Estações mais secas que a média têm sido frequentes no Brasil nos últimos anos, mas o período entre agosto de 2020 e setembro de 2021 foi especialmente crítico, marcando a pior estiagem em 91 anos. Diante desse cenário, dado que a fonte hidrelétrica ainda representa cerca de 60% da matriz elétrica brasileira, a distribuição de energia ficou ameaçada, inclusive elevando substancialmente o risco de racionamento ao longo de 2022. Como forma de evitar este cenário, as autoridades implementaram uma tarifa adicional, para desestimular o consumo de energia, além do acionamento de usinas térmicas para ajudar na recuperação dos reservatórios.

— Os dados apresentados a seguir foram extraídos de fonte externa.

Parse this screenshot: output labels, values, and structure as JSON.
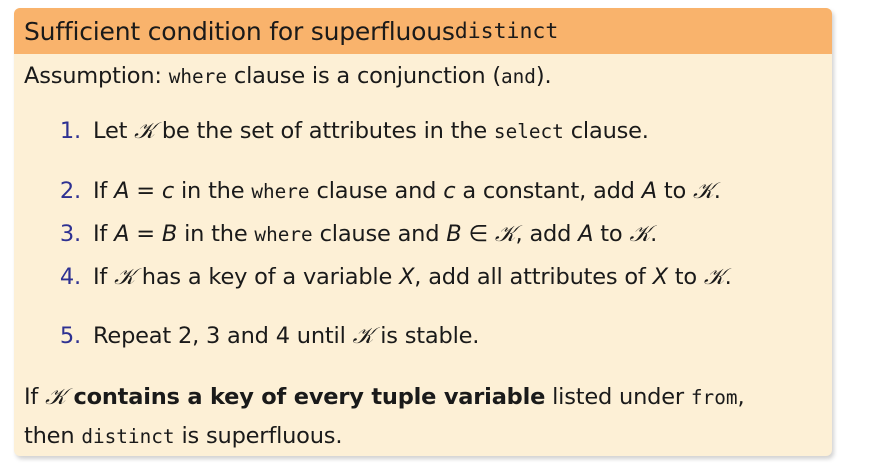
{
  "title": {
    "text": "Sufficient condition for superfluous ",
    "code": "distinct"
  },
  "assumption": {
    "lead": "Assumption: ",
    "code_where": "where",
    "mid": " clause is a conjunction (",
    "code_and": "and",
    "end": ")."
  },
  "steps": [
    {
      "num": "1.",
      "a": "Let ",
      "k": "𝒦",
      "b": " be the set of attributes in the ",
      "code": "select",
      "c": " clause."
    },
    {
      "num": "2.",
      "a": "If ",
      "v1": "A",
      "b": " = ",
      "v2": "c",
      "c": " in the ",
      "code": "where",
      "d": " clause and ",
      "v3": "c",
      "e": " a constant, add ",
      "v4": "A",
      "f": " to ",
      "k": "𝒦",
      "g": "."
    },
    {
      "num": "3.",
      "a": "If ",
      "v1": "A",
      "b": " = ",
      "v2": "B",
      "c": " in the ",
      "code": "where",
      "d": " clause and ",
      "v3": "B",
      "e": " ∈ ",
      "k1": "𝒦",
      "f": ", add ",
      "v4": "A",
      "g": " to ",
      "k2": "𝒦",
      "h": "."
    },
    {
      "num": "4.",
      "a": "If ",
      "k1": "𝒦",
      "b": " has a key of a variable ",
      "v1": "X",
      "c": ", add all attributes of ",
      "v2": "X",
      "d": " to ",
      "k2": "𝒦",
      "e": "."
    },
    {
      "num": "5.",
      "a": "Repeat 2, 3 and 4 until ",
      "k": "𝒦",
      "b": " is stable."
    }
  ],
  "conclusion": {
    "a": "If ",
    "k": "𝒦",
    "bold": " contains a key of every tuple variable",
    "b": " listed under ",
    "code_from": "from",
    "c": ",",
    "line2_a": "then ",
    "code_distinct": "distinct",
    "line2_b": " is superfluous."
  }
}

O sistema de cobrança por bandeiras funciona desde 2015, classificadas por cor de acordo com a situação dos reservatórios, resultando em aumentos na taxa cobrada por consumo de energia. Porém, diante do inédito cenário de escassez crítico, houve a criação de uma bandeira emergencial denominada de Escassez Hídrica de R$ 14,20 extras por 100 quilowatt-hora consumidos, gerando uma escalada nos gastos com a conta de luz no bolso dos brasileiros. Entretanto, o cenário mudou diante da recuperação dos reservatórios, iniciada a partir de outubro. O recorde no volume de chuvas fez com que os principais reservatórios se encontrem hoje no maior patamar para o mês de fevereiro dos últimos anos.
Nesse cenário, as especulações de mudança da bandeira tarifária ganham força. As projeções da medida de risco que analisa a relação entre volume de energia produzido e garantia física das usinas (GSF) média para o ano de 2022 são de 86,4%. Além disso, as projeções do preço de liquidação das diferenças (PLD), uma medida otimizada de custo marginal de operação, se encontram no valor piso de R$ 56, devido a significativa recuperação dos níveis de armazenamento nas últimas semanas. A combinação destes dois indicadores, pela regra de implementação das bandeiras tarifárias, implicaria na adoção da bandeira verde (sem cobrança adicional), com o fim do período de vigência da bandeira de escassez hídrica.
Nossa avaliação é que a remoção da bandeira de escassez hídrica e a adoção da bandeira verde trarão um alívio imediato nos preços da energia elétrica cobrados ao consumidor, com um impacto direto de -0,8 p.p. no IPCA de maio. Este cenário impõe uma forte queda na trajetória da inflação no ano, que, de acordo com nossas projeções, ficará fora do teto da meta de 2022 (5,0%), além do potencial efeito de fazer as expectativas de inflação convergirem em direção ao centro da meta em 2023. Assim, acreditamos que a Selic, que encerrará o ciclo de altas em 12,75% no primeiro semestre do ano e permanecendo neste patamar até 2023, atuando como uma importante âncora cambial e contrabalanceando as pressões inflacionárias. Além disso, o recente conflito entre Rússia e a Ucrânia, que fez com que os preços das commodities agrícolas e energéticas apresentassem forte alta nos últimos dias, é um fator adicional de risco para nosso cenário base de inflação para o horizonte relevante de política monetária, que contempla os anos de 2022 e 2023.
Contudo, devido às elevadas incertezas em torno das projeções de chuvas para períodos mais longos, acreditamos que o risco de que o cenário de reversão para bandeira verde não ocorra deve ser considerado. De acordo com nossas estimativas, a mudança para a bandeira vermelha 1 traria impacto direto de -0,5 p.p. em maio, adicionando +0,3 p.p. ao nosso cenário base para inflação. Já a adoção da bandeira amarela, reduziria em 0,7 p.p. a inflação do mês, de modo que a inflação encerraria o ano em 5,6%.
Acreditamos que, embora haja substancial incerteza em relação ao cenário hídrico, visto que mudanças na meteorologia ocorrem de maneira abrupta, a reversão do cenário também pode não acontecer, fazendo com que a adoção da bandeira verde seja descartada. Porém, o fim da bandeira da crise hídrica já configura um alívio substancial na inflação do ano, que terá impacto direto no bem-estar da sociedade, promovendo aumento da renda disponível para consumo, portanto, impactando positivamente setores do varejo e serviços. Além disso, a melhora também impacta positivamente na percepção dos agentes sobre a economia o que pode ser um fator decisivo para as eleições deste ano, principalmente, para o atual governo.